Question

how do each of the following affect the calculated volume of hydrogen gas at stp?

A: The strip of magnesium used in the experiment was partly oxidized and it was not cleaned before the strip was bent and placed in the buret.

B: The bent strip of magnesium dropped out of the end of the buret and some bubbles of H2 from the reaction were not trapped in the buret.

C: you did not correct the bariometric pressure for the vapor pressure of water.

Answer 1

A: The strip of magnesium used in the experiment was partly oxidized and it was not cleaned before the strip was bent and placed in the buret.

B: The bent strip of magnesium dropped out of the end of the buret and some bubbles of H2 from the reaction were not trapped in the buret.

C: you did not correct the bariometric pressure for the vapor pressure of water.

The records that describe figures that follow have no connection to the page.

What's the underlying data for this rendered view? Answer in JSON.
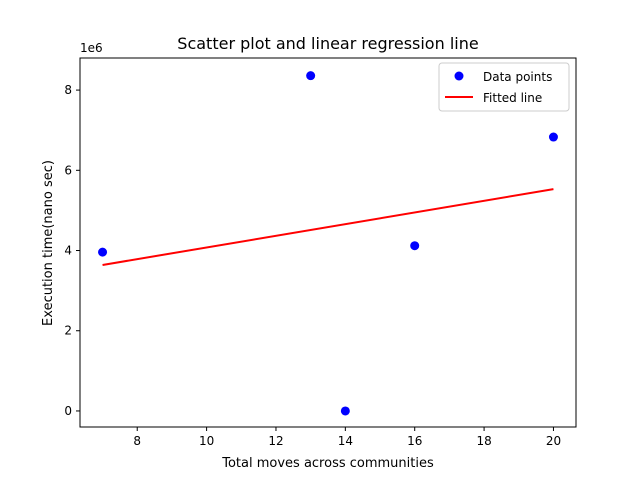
{
  "chart_data": {
    "type": "scatter",
    "title": "Scatter plot and linear regression line",
    "xlabel": "Total moves across communities",
    "ylabel": "Execution time(nano sec)",
    "y_offset_label": "1e6",
    "xlim": [
      6.35,
      20.65
    ],
    "ylim": [
      -400000,
      8800000
    ],
    "xticks": [
      8,
      10,
      12,
      14,
      16,
      18,
      20
    ],
    "yticks": [
      0,
      2000000,
      4000000,
      6000000,
      8000000
    ],
    "ytick_labels": [
      "0",
      "2",
      "4",
      "6",
      "8"
    ],
    "grid": false,
    "legend_position": "top-right",
    "series": [
      {
        "name": "Data points",
        "kind": "scatter",
        "color": "#0000ff",
        "x": [
          7,
          13,
          14,
          16,
          20
        ],
        "y": [
          3960000,
          8360000,
          0,
          4120000,
          6830000
        ]
      },
      {
        "name": "Fitted line",
        "kind": "line",
        "color": "#ff0000",
        "x": [
          7,
          20
        ],
        "y": [
          3640000,
          5530000
        ]
      }
    ]
  }
}
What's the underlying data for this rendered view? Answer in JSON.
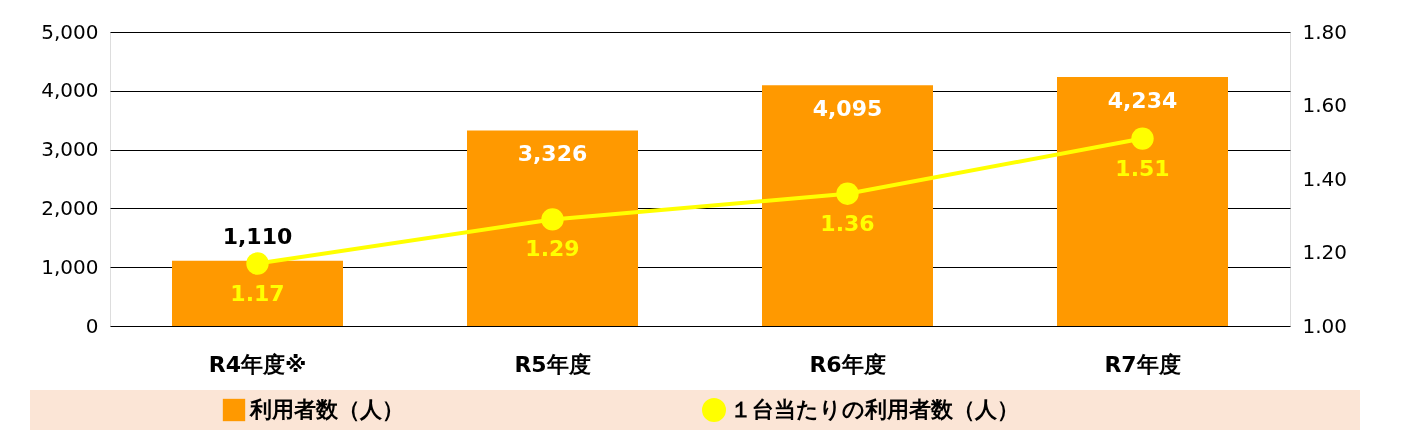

The reaction between Mg and HCl is as follows:

Mg+ 2HCl -- > MgCl2 + H2

A: if strip of magnesium used in the experiment was partly oxidized and it was not cleaned before the strip was bent and placed in the buret then the mass of Mg is increased which will increased the Number of observed H2.

PV= nRT

V= nRT / P

Which also increase the volume of H2 because volume is directly related to the number of moles.

B: If the bent strip of magnesium dropped out of the end of the buret and some bubbles of H2 from the reaction were not trapped in the buret means here the number of moles of H2 is less as compared to form.

PV= nRT

V= nRT / P

Which also decrease the volume of H2 because volume is directly related to the number of moles.

C: you did not correct the bariometric pressure for the vapor pressure of water.

If we did not correct the bariometric pressure for the vapor pressure of water then we read more pressure values than the actual. Hence the volume of H2 will show less values then the actual .